Photon is optimized for SQL workloads, delivering significant speedups through vectorized execution and native C++ performance. However, Photon only accelerates workloads that use compatible operations and data patterns. If a workload includes unsupported functions, unoptimized joins, or falls back to interpreted execution, Photon may be silently bypassed — even on a Photon-enabled cluster. In this case, users are billed at a premium DBU rate while receiving no meaningful speed or efficiency gain. This inefficiency typically arises when teams enable Photon globally without validating workload compatibility or updating their pipelines to follow Photon best practices. The result is higher costs with no corresponding benefit — a classic case of configuration drift outpacing optimization discipline.

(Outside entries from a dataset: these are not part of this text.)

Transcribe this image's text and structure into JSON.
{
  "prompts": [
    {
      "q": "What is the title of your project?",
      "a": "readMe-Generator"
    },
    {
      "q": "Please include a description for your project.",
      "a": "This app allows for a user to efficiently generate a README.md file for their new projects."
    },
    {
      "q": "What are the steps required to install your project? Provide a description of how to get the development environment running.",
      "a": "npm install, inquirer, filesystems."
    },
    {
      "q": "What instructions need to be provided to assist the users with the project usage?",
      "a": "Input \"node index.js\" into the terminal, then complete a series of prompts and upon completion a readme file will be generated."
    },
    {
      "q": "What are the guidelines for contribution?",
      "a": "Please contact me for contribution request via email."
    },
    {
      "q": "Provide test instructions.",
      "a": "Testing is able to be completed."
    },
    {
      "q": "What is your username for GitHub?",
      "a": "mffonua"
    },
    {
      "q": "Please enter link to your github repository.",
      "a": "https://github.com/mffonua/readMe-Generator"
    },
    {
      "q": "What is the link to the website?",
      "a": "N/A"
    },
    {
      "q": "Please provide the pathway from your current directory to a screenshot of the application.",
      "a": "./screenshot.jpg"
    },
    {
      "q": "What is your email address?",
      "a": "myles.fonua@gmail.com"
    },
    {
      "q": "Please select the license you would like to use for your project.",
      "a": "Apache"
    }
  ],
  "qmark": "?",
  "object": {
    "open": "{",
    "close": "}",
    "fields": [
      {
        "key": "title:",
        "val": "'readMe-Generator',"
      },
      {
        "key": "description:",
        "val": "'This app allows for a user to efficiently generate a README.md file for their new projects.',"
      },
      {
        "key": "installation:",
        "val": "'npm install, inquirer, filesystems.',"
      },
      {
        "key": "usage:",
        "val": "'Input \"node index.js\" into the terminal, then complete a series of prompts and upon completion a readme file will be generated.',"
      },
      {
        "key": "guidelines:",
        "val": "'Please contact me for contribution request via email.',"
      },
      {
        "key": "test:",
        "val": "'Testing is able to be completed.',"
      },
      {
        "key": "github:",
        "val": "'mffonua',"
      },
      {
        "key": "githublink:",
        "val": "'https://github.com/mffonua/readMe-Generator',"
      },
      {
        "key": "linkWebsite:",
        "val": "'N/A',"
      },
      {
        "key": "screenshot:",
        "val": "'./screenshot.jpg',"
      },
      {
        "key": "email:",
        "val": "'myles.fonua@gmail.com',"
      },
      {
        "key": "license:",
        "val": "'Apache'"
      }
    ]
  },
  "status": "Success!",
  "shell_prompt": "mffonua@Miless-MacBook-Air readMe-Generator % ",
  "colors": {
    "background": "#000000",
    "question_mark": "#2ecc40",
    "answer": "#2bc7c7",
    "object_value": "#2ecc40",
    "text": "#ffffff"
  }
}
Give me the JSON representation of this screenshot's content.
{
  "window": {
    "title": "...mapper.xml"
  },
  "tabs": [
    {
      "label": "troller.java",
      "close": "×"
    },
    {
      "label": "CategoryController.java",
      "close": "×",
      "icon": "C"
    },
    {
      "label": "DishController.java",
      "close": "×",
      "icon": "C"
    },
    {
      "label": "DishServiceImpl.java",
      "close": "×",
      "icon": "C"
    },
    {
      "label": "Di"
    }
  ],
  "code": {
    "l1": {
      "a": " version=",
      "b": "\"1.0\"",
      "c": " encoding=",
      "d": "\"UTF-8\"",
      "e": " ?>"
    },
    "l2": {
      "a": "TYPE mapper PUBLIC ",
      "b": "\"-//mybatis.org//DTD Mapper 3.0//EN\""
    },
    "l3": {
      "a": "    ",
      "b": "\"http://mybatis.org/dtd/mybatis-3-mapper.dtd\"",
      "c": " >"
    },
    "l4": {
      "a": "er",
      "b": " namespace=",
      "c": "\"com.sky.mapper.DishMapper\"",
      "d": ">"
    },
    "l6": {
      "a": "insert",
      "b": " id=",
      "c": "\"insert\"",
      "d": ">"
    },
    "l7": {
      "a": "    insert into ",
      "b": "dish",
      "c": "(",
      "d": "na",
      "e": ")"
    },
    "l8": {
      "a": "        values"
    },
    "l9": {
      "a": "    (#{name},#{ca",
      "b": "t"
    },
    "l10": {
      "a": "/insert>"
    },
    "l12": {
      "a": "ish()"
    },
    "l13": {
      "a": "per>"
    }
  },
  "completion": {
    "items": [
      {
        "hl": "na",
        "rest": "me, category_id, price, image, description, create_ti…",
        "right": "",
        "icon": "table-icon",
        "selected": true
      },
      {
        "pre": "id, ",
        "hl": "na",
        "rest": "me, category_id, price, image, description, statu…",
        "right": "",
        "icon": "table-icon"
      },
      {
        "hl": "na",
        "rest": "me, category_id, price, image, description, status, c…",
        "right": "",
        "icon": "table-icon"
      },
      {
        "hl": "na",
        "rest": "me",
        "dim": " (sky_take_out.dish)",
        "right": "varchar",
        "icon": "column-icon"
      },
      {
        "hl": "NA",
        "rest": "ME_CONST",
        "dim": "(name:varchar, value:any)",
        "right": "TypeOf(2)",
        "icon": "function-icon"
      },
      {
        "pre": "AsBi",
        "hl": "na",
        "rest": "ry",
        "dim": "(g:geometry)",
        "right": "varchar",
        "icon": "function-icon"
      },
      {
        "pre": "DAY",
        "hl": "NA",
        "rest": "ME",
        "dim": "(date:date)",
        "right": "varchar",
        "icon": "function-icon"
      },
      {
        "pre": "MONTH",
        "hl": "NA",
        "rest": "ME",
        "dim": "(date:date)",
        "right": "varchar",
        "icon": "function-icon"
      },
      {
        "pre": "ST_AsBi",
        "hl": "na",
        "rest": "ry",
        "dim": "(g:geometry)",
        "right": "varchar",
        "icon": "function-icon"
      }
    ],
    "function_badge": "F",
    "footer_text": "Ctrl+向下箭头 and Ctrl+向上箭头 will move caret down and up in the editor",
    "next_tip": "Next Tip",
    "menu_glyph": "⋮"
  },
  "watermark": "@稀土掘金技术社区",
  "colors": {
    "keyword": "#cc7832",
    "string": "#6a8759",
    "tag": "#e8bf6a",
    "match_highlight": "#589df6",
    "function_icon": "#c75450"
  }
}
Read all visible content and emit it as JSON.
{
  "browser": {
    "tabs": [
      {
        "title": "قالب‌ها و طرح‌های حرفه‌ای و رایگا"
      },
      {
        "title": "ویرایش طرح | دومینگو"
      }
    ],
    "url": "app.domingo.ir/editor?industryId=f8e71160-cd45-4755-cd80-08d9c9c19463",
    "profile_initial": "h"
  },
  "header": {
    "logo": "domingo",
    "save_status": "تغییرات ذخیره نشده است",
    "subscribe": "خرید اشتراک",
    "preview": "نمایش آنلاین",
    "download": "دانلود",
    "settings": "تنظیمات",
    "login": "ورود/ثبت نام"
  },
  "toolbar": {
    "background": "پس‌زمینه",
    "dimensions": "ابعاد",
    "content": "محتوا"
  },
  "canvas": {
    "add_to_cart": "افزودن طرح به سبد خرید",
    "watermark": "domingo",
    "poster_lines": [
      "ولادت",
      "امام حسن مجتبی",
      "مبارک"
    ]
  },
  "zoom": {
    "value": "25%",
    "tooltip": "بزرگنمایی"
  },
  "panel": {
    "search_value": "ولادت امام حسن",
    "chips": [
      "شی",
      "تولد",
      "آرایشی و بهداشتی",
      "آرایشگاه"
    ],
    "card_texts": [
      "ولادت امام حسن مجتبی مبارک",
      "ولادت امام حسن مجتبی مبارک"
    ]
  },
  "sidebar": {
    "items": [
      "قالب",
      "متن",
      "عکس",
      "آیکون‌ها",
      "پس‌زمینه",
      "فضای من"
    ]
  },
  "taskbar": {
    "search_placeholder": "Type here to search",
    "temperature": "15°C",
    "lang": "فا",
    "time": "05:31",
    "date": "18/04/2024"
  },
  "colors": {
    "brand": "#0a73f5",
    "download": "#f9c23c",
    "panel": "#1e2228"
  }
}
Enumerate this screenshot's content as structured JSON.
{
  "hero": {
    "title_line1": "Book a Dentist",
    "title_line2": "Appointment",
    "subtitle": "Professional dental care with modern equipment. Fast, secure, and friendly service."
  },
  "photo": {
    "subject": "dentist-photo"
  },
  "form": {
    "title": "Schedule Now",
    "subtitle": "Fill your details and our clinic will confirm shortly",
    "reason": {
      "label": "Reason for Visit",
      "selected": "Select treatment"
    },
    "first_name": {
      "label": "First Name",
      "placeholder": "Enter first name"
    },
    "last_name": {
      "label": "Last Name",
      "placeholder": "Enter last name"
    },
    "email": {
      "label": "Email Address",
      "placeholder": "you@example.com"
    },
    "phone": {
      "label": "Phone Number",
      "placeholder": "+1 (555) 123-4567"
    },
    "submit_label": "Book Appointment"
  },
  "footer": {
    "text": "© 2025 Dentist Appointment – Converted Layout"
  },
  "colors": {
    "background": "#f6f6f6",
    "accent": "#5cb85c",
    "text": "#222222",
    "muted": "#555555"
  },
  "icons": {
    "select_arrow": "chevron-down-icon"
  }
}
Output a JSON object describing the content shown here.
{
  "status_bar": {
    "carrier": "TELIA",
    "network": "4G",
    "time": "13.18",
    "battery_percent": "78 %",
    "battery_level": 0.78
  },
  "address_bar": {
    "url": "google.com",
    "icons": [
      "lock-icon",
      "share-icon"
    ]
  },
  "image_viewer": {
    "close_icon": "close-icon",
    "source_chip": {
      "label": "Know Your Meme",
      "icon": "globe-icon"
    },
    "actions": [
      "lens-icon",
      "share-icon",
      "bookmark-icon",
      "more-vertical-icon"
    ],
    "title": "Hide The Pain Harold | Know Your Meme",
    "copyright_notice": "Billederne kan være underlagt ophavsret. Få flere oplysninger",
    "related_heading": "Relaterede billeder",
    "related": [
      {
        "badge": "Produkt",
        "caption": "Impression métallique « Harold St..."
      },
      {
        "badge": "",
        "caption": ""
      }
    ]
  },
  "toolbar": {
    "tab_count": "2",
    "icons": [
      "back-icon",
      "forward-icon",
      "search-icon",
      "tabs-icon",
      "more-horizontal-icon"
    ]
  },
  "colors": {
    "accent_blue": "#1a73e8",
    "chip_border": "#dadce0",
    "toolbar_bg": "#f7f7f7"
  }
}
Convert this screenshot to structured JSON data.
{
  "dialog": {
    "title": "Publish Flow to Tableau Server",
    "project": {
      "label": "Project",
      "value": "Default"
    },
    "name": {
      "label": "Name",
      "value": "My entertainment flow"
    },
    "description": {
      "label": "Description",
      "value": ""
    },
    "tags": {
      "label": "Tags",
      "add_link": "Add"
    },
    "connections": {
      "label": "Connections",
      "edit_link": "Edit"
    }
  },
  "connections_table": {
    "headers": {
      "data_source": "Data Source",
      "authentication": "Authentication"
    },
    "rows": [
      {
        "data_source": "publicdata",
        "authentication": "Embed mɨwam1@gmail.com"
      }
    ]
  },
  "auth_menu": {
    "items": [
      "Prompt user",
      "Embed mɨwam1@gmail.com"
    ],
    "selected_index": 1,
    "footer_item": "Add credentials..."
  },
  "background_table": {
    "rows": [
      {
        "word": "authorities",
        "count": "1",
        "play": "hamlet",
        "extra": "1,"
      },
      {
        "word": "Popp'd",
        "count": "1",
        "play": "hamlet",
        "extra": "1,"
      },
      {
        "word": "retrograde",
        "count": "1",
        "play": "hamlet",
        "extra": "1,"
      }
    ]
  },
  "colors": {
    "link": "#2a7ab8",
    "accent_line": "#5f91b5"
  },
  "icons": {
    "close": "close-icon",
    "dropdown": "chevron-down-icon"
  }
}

Databricks cost optimization begins with visibility. Unlike traditional IaaS services, Databricks operates as an orchestration layer spanning compute, storage, and execution — but its billing data often lacks granularity by workload, job, or team. This creates a visibility gap: costs fluctuate without clear root causes, ownership is unclear, and optimization efforts stall due to lack of actionable insight. When costs are not attributed functionally — for example, to orchestration (query/job DBUs), compute (cloud VMs), storage, or data transfer — it becomes difficult to pinpoint what’s driving spend or where improvements can be made. As a result, inefficiencies persist not due to a single misconfiguration, but because the system lacks the structure to surface them.